Provides a detailed register of all transactions or engagements kept in a single “file” or blockchain. It provides a complete view of the entire transaction, from engagement start to engagement finish. No need to integrate pieces of data from multiple systems in order to create a single view of the entire engagement or transaction history.
Provides the ability to manage and control one’s own personal data without the need for a third-party intermediary or centralized repository.
Blockchain provides the potential to truly democratize the sharing and monetization of data and analytics by removing the middleman from facilitating those transactions (potentially acing out those middlemen).
Blockchain and Big Data
BusinessWeek published an article titled “Wal-Mart Tackles Food Safety with Trial of Blockchain” that describes about how Wal-Mart is using blockchain to manage product recalls and the related safety and health issues (being a big fan of Chipotle, I understand fully the ramifications on recalls and safety!). The article states:
“Like most merchants, the world’s largest retailer struggles to identify and remove food that’s been recalled. When a customer becomes ill, it can take days to identify the product, shipment and vendor. With the blockchain, Wal-Mart will be able to obtain crucial data from a single receipt, including suppliers, details on how and where food was grown and who inspected it. The database extends information from the pallet to the individual package.”
And while Wal-Mart is concerned from pallet to the individual package, what if we could leverage the rapidly decreasing costs of sensors by placing low-cost sensors on individual product in order to extend that supply chain view all the way through to individual consumer’s product consumption and usage? What if manufacturers and distributors could monitor consumer product usage patterns in order to better service the individual consumer by placing sensors on every product (tube of Crest, bottle of Tide, package of donuts)? Having detailed insights into the consumer’s product consumption and usage holds untold business potential to manufacturers, distributors, retailers and consumers alike.
Now imagine how the individual consumer would control or manage who has access to that data through the use of blockchain. This could put consumers in a position to negotiate with manufacturers and distributors (either individually or through consumer associations) pricing discounts in exchange for their personal consumption data.
The combination of blockchain and product-based sensors could enable Consumer Goods Manufacturers to develop detailed customer usage and consumption insights including:
How often does Jane Smith use the detergent?
Are there certain times and/or days of the week where Jane Smith is using the product?
How much does she use per load?
How much product does she have left?
When do you expect that she will need to refill or reorder?
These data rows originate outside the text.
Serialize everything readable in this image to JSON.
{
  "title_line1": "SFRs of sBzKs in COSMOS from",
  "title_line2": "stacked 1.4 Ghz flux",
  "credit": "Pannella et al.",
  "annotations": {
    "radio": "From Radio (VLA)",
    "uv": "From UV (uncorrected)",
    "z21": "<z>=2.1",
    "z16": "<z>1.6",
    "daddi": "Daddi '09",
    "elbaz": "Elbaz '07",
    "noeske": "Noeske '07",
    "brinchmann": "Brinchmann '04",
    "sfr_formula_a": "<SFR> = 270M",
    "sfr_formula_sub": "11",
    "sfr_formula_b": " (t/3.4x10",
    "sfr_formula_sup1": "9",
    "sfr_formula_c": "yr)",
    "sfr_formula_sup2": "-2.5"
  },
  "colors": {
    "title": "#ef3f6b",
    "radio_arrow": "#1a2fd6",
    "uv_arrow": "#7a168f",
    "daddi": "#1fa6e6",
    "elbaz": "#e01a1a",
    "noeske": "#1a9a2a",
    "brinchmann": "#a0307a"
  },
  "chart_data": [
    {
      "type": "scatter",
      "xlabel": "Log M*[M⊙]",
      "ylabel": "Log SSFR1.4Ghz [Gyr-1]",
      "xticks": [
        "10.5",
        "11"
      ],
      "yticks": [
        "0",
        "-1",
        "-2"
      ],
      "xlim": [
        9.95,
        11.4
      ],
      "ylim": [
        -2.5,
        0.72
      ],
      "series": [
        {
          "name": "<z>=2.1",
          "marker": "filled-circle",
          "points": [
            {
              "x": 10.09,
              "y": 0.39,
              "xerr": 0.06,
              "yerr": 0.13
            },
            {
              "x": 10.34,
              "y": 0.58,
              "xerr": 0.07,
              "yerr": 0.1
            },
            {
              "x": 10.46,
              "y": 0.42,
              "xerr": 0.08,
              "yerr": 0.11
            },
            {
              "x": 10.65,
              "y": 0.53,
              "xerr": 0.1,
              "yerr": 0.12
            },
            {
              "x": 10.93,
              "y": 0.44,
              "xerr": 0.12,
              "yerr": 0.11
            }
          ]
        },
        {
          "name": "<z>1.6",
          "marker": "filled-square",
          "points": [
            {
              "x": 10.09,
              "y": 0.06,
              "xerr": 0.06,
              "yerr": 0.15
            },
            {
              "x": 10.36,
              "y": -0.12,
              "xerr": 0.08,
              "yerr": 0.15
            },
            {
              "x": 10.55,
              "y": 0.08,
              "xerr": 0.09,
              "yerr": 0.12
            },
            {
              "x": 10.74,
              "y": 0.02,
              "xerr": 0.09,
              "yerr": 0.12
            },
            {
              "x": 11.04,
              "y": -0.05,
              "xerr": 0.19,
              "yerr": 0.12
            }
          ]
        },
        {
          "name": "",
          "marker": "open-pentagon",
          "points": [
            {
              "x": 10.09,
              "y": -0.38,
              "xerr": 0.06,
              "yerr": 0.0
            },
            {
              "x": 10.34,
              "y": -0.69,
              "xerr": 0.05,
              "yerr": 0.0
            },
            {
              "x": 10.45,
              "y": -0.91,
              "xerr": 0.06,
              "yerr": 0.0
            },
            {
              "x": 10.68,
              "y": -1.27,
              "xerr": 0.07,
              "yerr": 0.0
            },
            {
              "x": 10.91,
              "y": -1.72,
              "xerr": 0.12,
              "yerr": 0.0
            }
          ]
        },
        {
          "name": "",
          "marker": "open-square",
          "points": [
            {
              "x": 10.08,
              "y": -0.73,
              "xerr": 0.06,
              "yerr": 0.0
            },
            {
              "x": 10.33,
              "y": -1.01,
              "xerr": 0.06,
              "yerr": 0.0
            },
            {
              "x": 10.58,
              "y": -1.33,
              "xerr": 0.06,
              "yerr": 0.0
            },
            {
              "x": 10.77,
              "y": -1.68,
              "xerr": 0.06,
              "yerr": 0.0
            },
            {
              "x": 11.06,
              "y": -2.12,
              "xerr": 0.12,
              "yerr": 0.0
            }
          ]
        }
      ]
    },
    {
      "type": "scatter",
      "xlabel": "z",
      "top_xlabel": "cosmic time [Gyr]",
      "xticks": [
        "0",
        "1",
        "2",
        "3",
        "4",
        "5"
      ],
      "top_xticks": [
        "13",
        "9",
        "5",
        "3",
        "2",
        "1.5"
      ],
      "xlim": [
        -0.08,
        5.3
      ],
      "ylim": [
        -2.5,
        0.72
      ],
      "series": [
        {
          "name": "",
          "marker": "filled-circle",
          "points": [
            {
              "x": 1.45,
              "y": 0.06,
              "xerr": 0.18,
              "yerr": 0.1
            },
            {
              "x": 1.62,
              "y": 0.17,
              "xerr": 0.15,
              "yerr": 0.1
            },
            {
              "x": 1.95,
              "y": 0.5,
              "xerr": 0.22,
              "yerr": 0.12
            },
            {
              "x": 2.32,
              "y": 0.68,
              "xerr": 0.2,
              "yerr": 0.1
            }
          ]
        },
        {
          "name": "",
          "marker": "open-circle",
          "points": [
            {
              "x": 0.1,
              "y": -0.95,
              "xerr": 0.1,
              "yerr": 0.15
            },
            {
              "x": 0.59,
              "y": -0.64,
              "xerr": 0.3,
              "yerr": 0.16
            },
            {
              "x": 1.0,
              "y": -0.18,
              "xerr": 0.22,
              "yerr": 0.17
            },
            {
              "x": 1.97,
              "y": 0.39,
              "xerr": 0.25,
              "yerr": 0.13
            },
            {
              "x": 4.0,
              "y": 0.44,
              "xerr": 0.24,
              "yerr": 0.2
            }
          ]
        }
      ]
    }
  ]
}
Are there variations in how much she uses?
Blockchain holds the following ramifications for Big Data:
Access to granular, detailed transactional and consumption data around which to build detailed analytic (behavioral) profiles for individual suppliers, products and the sources of products and the product’s components (acreage, trees, plants, livestock, crops)
Integrating detailed transactional and usage data from source through consumption
Analytics that address supply chain and consumption chain including waste, shrinkage, safety, tampering, laundering, fraud, theft, obsolesce and optimization
Access to the detailed consumer product usage and consumption data would explode the potential of big data to optimize key business processes, reduce regulatory and compliance risks, uncover new monetization opportunities, and create a more compelling consumer experience.